Midnight Mission
Secret Spy Flights Over Korea
In The All Black North American RB-45C Tornado!


By Howard S. Myers, Jr.
Photos from the author’s collection and Warren M. Bodie

A special "thank you" to the Editor of Airpower Magazine, Joe Mizrahi, for granting permission to use selected extracts from the published recollections of Howard S. Myers

Page 1 of 7 Pages

As I brought the Tornado’s four J47GE-15 jet engines up to full power for takeoff, my mind flashed back to discussions a few days ago. “Would it work?” I asked myself.

This mission, in a newly painted all black North American RB-45C (tail #027) jet reconnaissance aircraft would prove or disprove the test flight results and theoretical discussions. We were heading for a target area in the industrial heartland of North Korea, just short of the Yalu River. It was known to be heavily defended by searchlight batteries, and antiaircraft emplacements. We were to bring back sensitive radar and visual photographic reconnaissance data essential for a follow-on B-29 bomber interdiction strike scheduled within 24 hours.

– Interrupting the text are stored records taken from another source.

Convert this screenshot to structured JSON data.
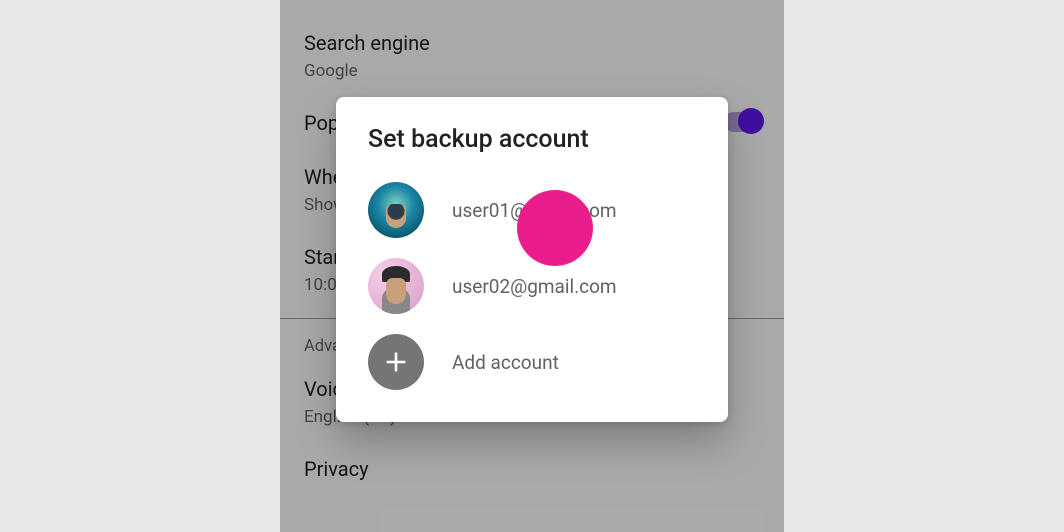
{
  "settings": {
    "search_engine": {
      "title": "Search engine",
      "subtitle": "Google"
    },
    "popup": {
      "title": "Popup"
    },
    "when_started": {
      "title": "When started",
      "subtitle": "Show homepage"
    },
    "start_time": {
      "title": "Start time",
      "subtitle": "10:00"
    },
    "advanced_header": "Advanced",
    "voice_search": {
      "title": "Voice search",
      "subtitle": "English (US)"
    },
    "privacy": {
      "title": "Privacy"
    }
  },
  "dialog": {
    "title": "Set backup account",
    "accounts": [
      {
        "email": "user01@gmail.com"
      },
      {
        "email": "user02@gmail.com"
      }
    ],
    "add_label": "Add account"
  },
  "colors": {
    "touch_indicator": "#e91e8c",
    "switch_thumb": "#5e17eb"
  }
}
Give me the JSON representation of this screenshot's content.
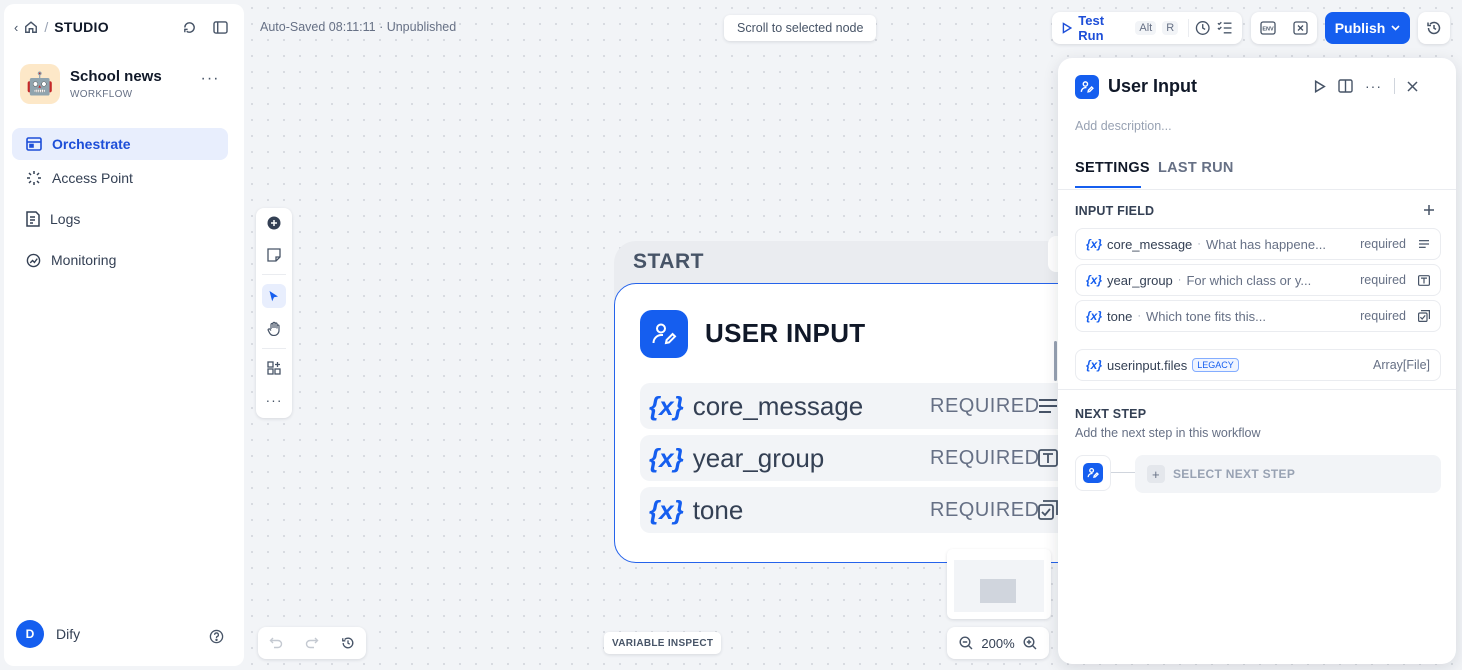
{
  "sidebar": {
    "breadcrumb_sep": "/",
    "breadcrumb": "STUDIO",
    "app": {
      "name": "School news",
      "type": "WORKFLOW",
      "emoji": "🤖"
    },
    "nav": [
      {
        "label": "Orchestrate",
        "icon": "orchestrate-icon",
        "active": true
      },
      {
        "label": "Access Point",
        "icon": "access-point-icon",
        "active": false
      },
      {
        "label": "Logs",
        "icon": "logs-icon",
        "active": false
      },
      {
        "label": "Monitoring",
        "icon": "monitoring-icon",
        "active": false
      }
    ],
    "user": {
      "initial": "D",
      "name": "Dify"
    }
  },
  "header": {
    "status": "Auto-Saved 08:11:11 · Unpublished",
    "scroll_to_node": "Scroll to selected node",
    "test_run": {
      "label": "Test Run",
      "shortcut_1": "Alt",
      "shortcut_2": "R"
    },
    "publish": "Publish"
  },
  "canvas": {
    "start_label": "START",
    "node_title": "USER INPUT",
    "variables": [
      {
        "symbol": "{x}",
        "name": "core_message",
        "required": "REQUIRED",
        "icon": "paragraph-icon"
      },
      {
        "symbol": "{x}",
        "name": "year_group",
        "required": "REQUIRED",
        "icon": "text-input-icon"
      },
      {
        "symbol": "{x}",
        "name": "tone",
        "required": "REQUIRED",
        "icon": "select-icon"
      }
    ],
    "zoom": "200%",
    "variable_inspect": "VARIABLE INSPECT"
  },
  "panel": {
    "title": "User Input",
    "description_placeholder": "Add description...",
    "tabs": [
      {
        "label": "SETTINGS",
        "active": true
      },
      {
        "label": "LAST RUN",
        "active": false
      }
    ],
    "input_field_title": "INPUT FIELD",
    "fields": [
      {
        "symbol": "{x}",
        "name": "core_message",
        "desc": "What has happene...",
        "required": "required",
        "icon": "paragraph-icon"
      },
      {
        "symbol": "{x}",
        "name": "year_group",
        "desc": "For which class or y...",
        "required": "required",
        "icon": "text-input-icon"
      },
      {
        "symbol": "{x}",
        "name": "tone",
        "desc": "Which tone fits this...",
        "required": "required",
        "icon": "select-icon"
      }
    ],
    "files_field": {
      "symbol": "{x}",
      "name": "userinput.files",
      "badge": "LEGACY",
      "type": "Array[File]"
    },
    "next_step_title": "NEXT STEP",
    "next_step_desc": "Add the next step in this workflow",
    "select_next_step": "SELECT NEXT STEP"
  },
  "colors": {
    "accent": "#155eef",
    "active_nav_bg": "#e8eefd",
    "canvas_bg": "#f2f4f7"
  }
}
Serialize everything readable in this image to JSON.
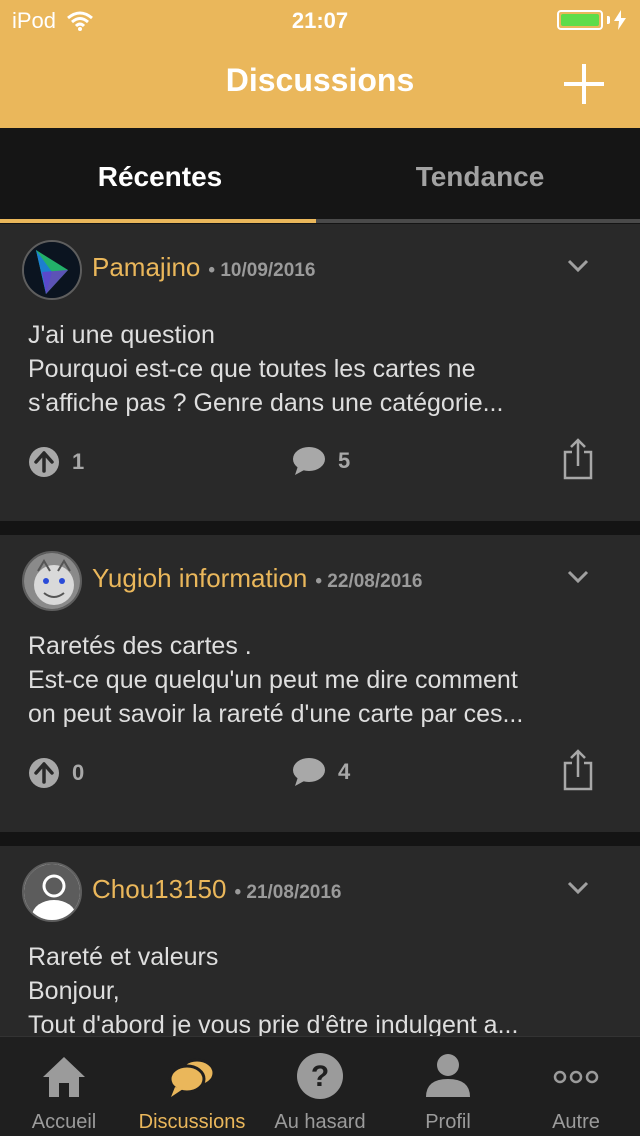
{
  "status_bar": {
    "carrier": "iPod",
    "time": "21:07",
    "battery_color": "#5fdc4b"
  },
  "nav": {
    "title": "Discussions",
    "add_icon": "plus-icon"
  },
  "tabs": [
    {
      "label": "Récentes",
      "active": true
    },
    {
      "label": "Tendance",
      "active": false
    }
  ],
  "posts": [
    {
      "author": "Pamajino",
      "date": "• 10/09/2016",
      "lines": [
        "J'ai une question",
        "Pourquoi est-ce que toutes les cartes ne",
        "s'affiche pas  ? Genre dans une catégorie..."
      ],
      "votes": "1",
      "comments": "5"
    },
    {
      "author": "Yugioh information",
      "date": "• 22/08/2016",
      "lines": [
        "Raretés des cartes .",
        "Est-ce que quelqu'un peut me dire comment",
        "on peut savoir la rareté d'une carte par ces..."
      ],
      "votes": "0",
      "comments": "4"
    },
    {
      "author": "Chou13150",
      "date": "• 21/08/2016",
      "lines": [
        "Rareté et valeurs",
        "Bonjour,",
        "Tout d'abord je vous prie d'être indulgent a..."
      ],
      "votes": "",
      "comments": ""
    }
  ],
  "tabbar": [
    {
      "label": "Accueil",
      "icon": "home-icon",
      "active": false
    },
    {
      "label": "Discussions",
      "icon": "chat-bubbles-icon",
      "active": true
    },
    {
      "label": "Au hasard",
      "icon": "question-icon",
      "active": false
    },
    {
      "label": "Profil",
      "icon": "person-icon",
      "active": false
    },
    {
      "label": "Autre",
      "icon": "more-icon",
      "active": false
    }
  ],
  "colors": {
    "accent": "#eab75b",
    "card": "#292929",
    "background": "#141414"
  }
}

For some reason, I thought searchlights as a part of aerial warfare had become passe after WW II. I was in for a real surprise. After reporting for duty with the 91st Strategic Reconnaissance Detachment in the Far East in 1952, there were a number of briefings on the subject. I was to discover, much to my surprise, that North Korean searchlights presented a very real danger and a high priority threat to our reconnaissance operations.

Black RB-45C taxiing out for takeoff, Yokota Air Base, Japan. Crew consisted of Howard Myers, A/C - Copilot, Wallace Yancey - Navigator, Bill Martin.
Photo Ctsy. Robert F. Dorr


Searchlights also presented an increasing threat to United Nations fighter and bomber forces operating at medium to low altitudes over North Korea in the winter of 1952. This was principally due to increasingly accurate antiaircraft fire from ground batteries situated around major targets.

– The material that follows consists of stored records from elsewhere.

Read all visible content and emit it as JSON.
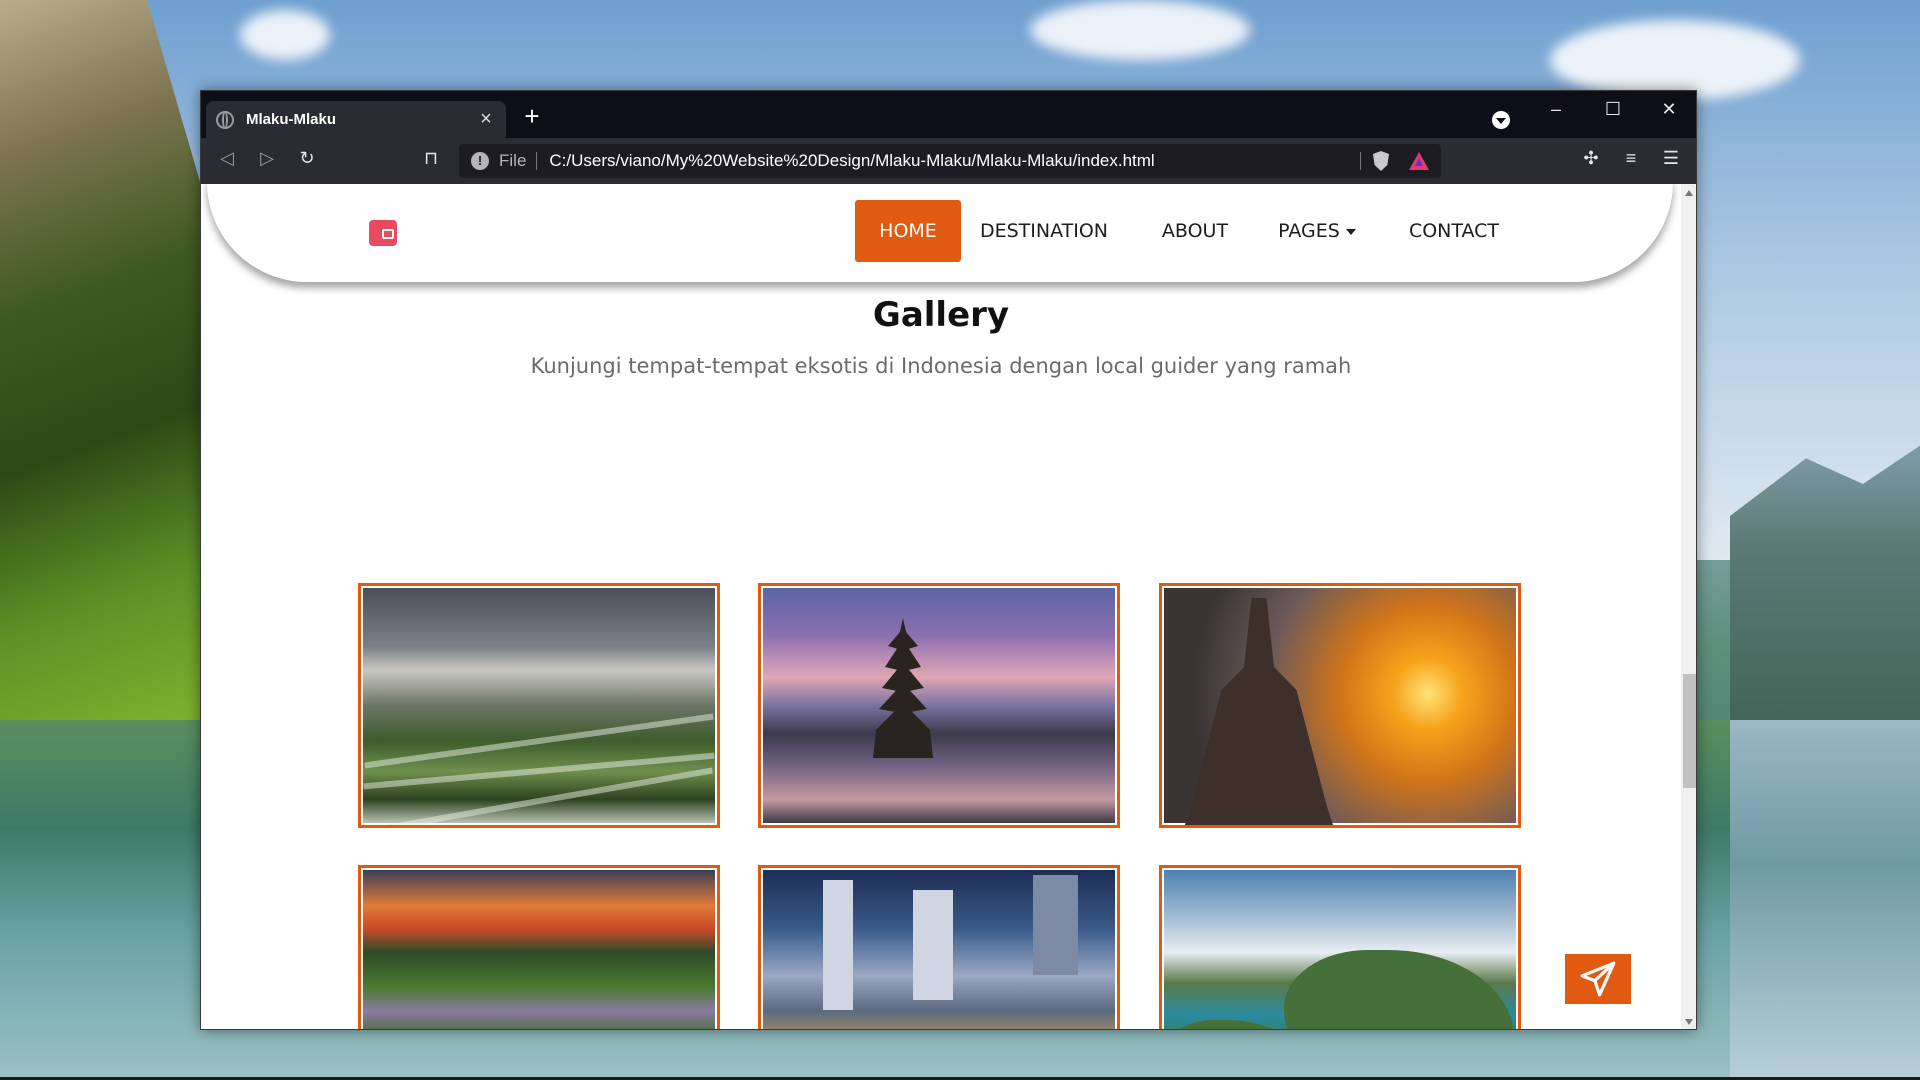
{
  "browser": {
    "tab_title": "Mlaku-Mlaku",
    "tab_close": "×",
    "new_tab": "+",
    "url_scheme_label": "File",
    "url": "C:/Users/viano/My%20Website%20Design/Mlaku-Mlaku/Mlaku-Mlaku/index.html",
    "window_controls": {
      "minimize": "–",
      "maximize": "☐",
      "close": "✕"
    }
  },
  "nav": {
    "items": [
      {
        "label": "HOME",
        "active": true
      },
      {
        "label": "DESTINATION",
        "active": false
      },
      {
        "label": "ABOUT",
        "active": false
      },
      {
        "label": "PAGES",
        "active": false,
        "dropdown": true
      },
      {
        "label": "CONTACT",
        "active": false
      }
    ],
    "accent_color": "#e05a12"
  },
  "gallery": {
    "title": "Gallery",
    "subtitle": "Kunjungi tempat-tempat eksotis di Indonesia dengan local guider yang ramah"
  },
  "icons": {
    "logo": "wallet-icon",
    "send": "paper-plane-icon"
  }
}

The 91st Strategic Reconnaissance Detachment was tasked to provide a highly specialized type of intelligence capability for not only Bomber Command, but major components of Far East Air Forces (FEAF) and over the past few weeks, one theory of countermeasures to our dilemma of searchlight lock-ons sounded feasible. The experts had concluded: “Try painting one of the RB-45s black.”

The big unanswered question was: How would it play in the real world, and could we afford to pull an aircraft off the flight line for a couple of weeks while it went through the process of getting painted? We had seen theory and reality clash before. The decision was made to take the gamble.

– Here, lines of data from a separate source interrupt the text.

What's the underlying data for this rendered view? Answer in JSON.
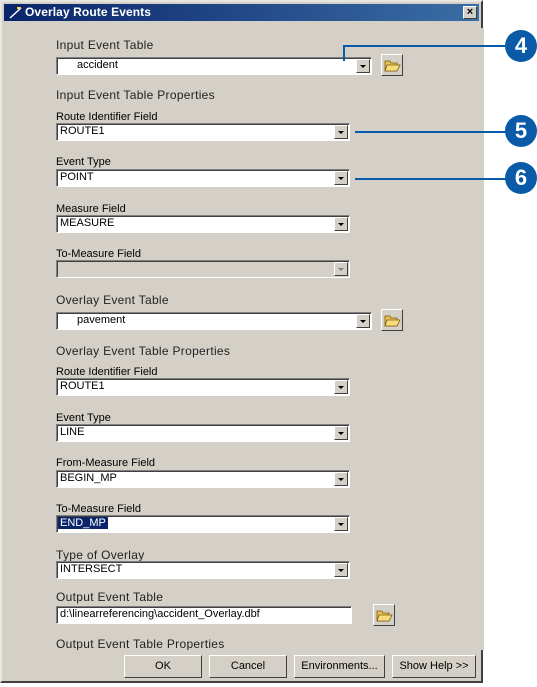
{
  "window": {
    "title": "Overlay Route Events",
    "close_label": "×"
  },
  "fields": {
    "input_event_table": {
      "label": "Input Event Table",
      "value": "accident"
    },
    "input_props_header": "Input Event Table Properties",
    "input_route_id": {
      "label": "Route Identifier Field",
      "value": "ROUTE1"
    },
    "input_event_type": {
      "label": "Event Type",
      "value": "POINT"
    },
    "input_measure": {
      "label": "Measure Field",
      "value": "MEASURE"
    },
    "input_to_measure": {
      "label": "To-Measure Field",
      "value": ""
    },
    "overlay_event_table": {
      "label": "Overlay Event Table",
      "value": "pavement"
    },
    "overlay_props_header": "Overlay Event Table Properties",
    "overlay_route_id": {
      "label": "Route Identifier Field",
      "value": "ROUTE1"
    },
    "overlay_event_type": {
      "label": "Event Type",
      "value": "LINE"
    },
    "overlay_from_measure": {
      "label": "From-Measure Field",
      "value": "BEGIN_MP"
    },
    "overlay_to_measure": {
      "label": "To-Measure Field",
      "value": "END_MP"
    },
    "type_of_overlay": {
      "label": "Type of Overlay",
      "value": "INTERSECT"
    },
    "output_event_table": {
      "label": "Output Event Table",
      "value": "d:\\linearreferencing\\accident_Overlay.dbf"
    },
    "output_props_header": "Output Event Table Properties"
  },
  "buttons": {
    "ok": "OK",
    "cancel": "Cancel",
    "environments": "Environments...",
    "show_help": "Show Help >>"
  },
  "callouts": {
    "c4": "4",
    "c5": "5",
    "c6": "6"
  },
  "colors": {
    "title_bar": "#0a246a",
    "callout": "#0a5aa8",
    "dialog_face": "#d4d0c8"
  },
  "icons": {
    "title": "route-tool-icon",
    "browse": "open-folder-icon"
  }
}
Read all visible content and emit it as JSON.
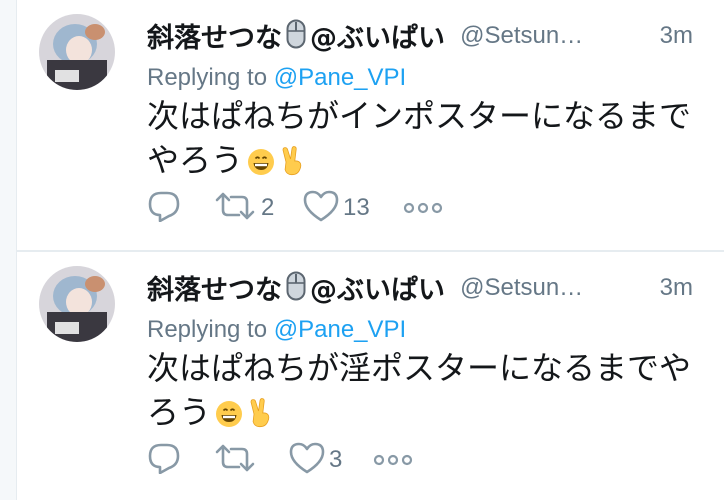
{
  "tweets": [
    {
      "display_name_before": "斜落せつな",
      "display_name_after": "@ぶいぱい",
      "handle": "@Setsun…",
      "time": "3m",
      "replying_label": "Replying to",
      "replying_to": "@Pane_VPI",
      "text_line1": "次はぱねちがインポスターになるまで",
      "text_line2": "やろう",
      "reply_icon": "reply-icon",
      "retweet_count": "2",
      "like_count": "13"
    },
    {
      "display_name_before": "斜落せつな",
      "display_name_after": "@ぶいぱい",
      "handle": "@Setsun…",
      "time": "3m",
      "replying_label": "Replying to",
      "replying_to": "@Pane_VPI",
      "text_line1": "次はぱねちが淫ポスターになるまでや",
      "text_line2": "ろう",
      "reply_icon": "reply-icon",
      "retweet_count": "",
      "like_count": "3"
    }
  ],
  "colors": {
    "secondary": "#657786",
    "link": "#1da1f2",
    "divider": "#e6ecf0"
  }
}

The mission planned for this night would prove the case under actual hostile conditions. A number of test runs were flown in the late winter of 1952 from bases in Japan. If theory proved correct, the results would be applied to future operational tactics over North Korea.

The question to be answered was simply: “How effective are searchlights, in fact, against a high flying, non-painted and a completely black painted RB-45C penetrating at high altitudes and high speeds?”